In the month of March, Brookline Patch did not run a single story about town government — no coverage of the Board of Selectmen, the School Committee, or the Town Meeting committees. Instead readers got “Best Places to Celebrate St. Patrick’s Day in Brookline.”
There’s not much reason to hope Patch can turn it around. The company continues to provide less staff-generated local news and rely more on what is known in today’s lingo as “user engagement” sites — that means readers are expected to provide the content.
Sarah Lacy, the editor-in-chief of the website PandoDaily, wrote in January: “So Patch is going from a bad version of something the journalism world desperately needs to something no one needs — more community message boards.”

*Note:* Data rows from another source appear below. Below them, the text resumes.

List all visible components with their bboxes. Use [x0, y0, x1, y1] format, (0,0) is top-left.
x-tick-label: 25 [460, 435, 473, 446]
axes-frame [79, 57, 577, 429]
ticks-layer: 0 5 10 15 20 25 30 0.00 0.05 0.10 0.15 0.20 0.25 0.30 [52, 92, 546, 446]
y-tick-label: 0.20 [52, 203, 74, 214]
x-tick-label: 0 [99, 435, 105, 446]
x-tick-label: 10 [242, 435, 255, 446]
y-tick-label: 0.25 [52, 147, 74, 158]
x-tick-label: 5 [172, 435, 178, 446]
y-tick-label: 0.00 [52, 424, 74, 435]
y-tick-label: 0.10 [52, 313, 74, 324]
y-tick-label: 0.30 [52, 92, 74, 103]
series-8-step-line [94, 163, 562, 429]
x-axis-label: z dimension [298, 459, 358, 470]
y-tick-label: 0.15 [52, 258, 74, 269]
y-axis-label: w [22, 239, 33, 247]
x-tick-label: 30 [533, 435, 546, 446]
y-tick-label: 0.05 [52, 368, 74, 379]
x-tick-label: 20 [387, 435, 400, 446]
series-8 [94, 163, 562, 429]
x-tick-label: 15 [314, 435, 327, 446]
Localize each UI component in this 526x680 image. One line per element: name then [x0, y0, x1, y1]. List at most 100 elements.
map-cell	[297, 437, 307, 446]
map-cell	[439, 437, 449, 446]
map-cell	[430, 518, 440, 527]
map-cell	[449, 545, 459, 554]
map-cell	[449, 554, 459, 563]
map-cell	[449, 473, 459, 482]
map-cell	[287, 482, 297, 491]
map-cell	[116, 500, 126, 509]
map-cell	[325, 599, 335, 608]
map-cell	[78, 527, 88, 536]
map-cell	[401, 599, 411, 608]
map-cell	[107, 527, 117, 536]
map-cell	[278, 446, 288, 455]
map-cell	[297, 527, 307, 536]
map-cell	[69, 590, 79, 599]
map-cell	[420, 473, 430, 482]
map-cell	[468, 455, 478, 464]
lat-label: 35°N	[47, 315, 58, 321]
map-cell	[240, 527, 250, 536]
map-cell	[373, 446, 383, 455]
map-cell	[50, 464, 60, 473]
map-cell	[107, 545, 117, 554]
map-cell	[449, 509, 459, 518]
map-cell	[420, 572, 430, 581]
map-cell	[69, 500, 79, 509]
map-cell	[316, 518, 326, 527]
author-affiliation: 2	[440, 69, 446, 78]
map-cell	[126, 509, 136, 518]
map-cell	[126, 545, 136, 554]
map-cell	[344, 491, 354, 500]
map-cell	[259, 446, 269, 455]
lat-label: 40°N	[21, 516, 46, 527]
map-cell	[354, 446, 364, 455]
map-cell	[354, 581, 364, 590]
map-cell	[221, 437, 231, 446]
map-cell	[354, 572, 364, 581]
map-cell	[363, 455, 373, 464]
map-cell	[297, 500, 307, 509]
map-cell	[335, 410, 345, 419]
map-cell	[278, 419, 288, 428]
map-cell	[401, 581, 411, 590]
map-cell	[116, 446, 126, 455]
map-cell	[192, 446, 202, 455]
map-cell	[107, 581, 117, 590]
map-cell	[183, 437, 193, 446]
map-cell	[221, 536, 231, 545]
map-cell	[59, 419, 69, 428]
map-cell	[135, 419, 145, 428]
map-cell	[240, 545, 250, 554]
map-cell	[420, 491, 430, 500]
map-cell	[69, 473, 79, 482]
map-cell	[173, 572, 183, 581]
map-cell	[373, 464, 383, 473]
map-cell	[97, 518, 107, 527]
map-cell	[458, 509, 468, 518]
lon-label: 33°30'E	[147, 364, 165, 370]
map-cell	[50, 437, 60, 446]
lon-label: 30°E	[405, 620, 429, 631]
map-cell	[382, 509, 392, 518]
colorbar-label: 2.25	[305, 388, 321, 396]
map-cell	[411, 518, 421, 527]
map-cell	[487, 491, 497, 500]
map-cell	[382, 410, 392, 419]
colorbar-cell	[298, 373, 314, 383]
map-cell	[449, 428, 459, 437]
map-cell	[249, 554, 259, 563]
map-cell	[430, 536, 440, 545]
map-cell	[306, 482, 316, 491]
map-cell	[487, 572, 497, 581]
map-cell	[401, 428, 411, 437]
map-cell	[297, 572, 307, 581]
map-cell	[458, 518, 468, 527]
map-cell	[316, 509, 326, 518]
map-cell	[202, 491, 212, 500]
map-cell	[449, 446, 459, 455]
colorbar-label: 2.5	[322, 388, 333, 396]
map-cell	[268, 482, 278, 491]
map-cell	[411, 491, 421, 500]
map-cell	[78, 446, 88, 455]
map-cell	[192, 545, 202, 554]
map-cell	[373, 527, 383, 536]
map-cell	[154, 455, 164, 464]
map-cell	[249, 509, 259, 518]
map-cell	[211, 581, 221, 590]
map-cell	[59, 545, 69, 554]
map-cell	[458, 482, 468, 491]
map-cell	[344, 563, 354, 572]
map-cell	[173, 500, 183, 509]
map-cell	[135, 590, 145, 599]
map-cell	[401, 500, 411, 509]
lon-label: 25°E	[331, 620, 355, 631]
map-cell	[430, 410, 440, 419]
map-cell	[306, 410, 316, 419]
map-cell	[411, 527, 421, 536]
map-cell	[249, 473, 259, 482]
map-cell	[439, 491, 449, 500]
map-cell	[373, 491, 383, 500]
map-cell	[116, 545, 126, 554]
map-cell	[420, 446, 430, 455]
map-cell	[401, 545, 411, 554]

If you want to know what’s going on in your town — whether the news is about the mayor or taxes or high school football — there is no substitute for a local newspaper that is doing its job.
–Warren Buffett
GateHouse Media’s paper and website in Brookline has still two full-time staffers covering the town and they do much more substantial coverage of town government than Patch. But how much longer can the company affords two staffers in one community?
Here’s an even more crucial question: How much longer can GateHouse stay in business?
The best those of us in Eastern Massachusetts who care about local news can wish for is that when GateHouse declares bankruptcy, probably in late 2014, either a more financially sound corporation buys the papers or GateHouse breaks up its Massachusetts cluster and sells the papers in smaller groups.
Perhaps some entrepreneurs, when the hole left in the market by the collapse of GateHouse and Patch opens up, will step up and take the substantial risks involved in creating new community news ventures. Warren Buffett believes there’s money to be made in local news.
In a letter to shareholders of his company, Berkshire Hathaway, Buffett wrote: “Newspapers continue to reign supreme, however, in the delivery of local news. If you want to know what’s going on in your town — whether the news is about the mayor or taxes or high school football — there is no substitute for a local newspaper that is doing its job.”
Our best hope in greater Boston may be a bunch of Buffett wannabes starting community newspapers and community news websites. When the big corporations fail, the field is cleared for start-ups.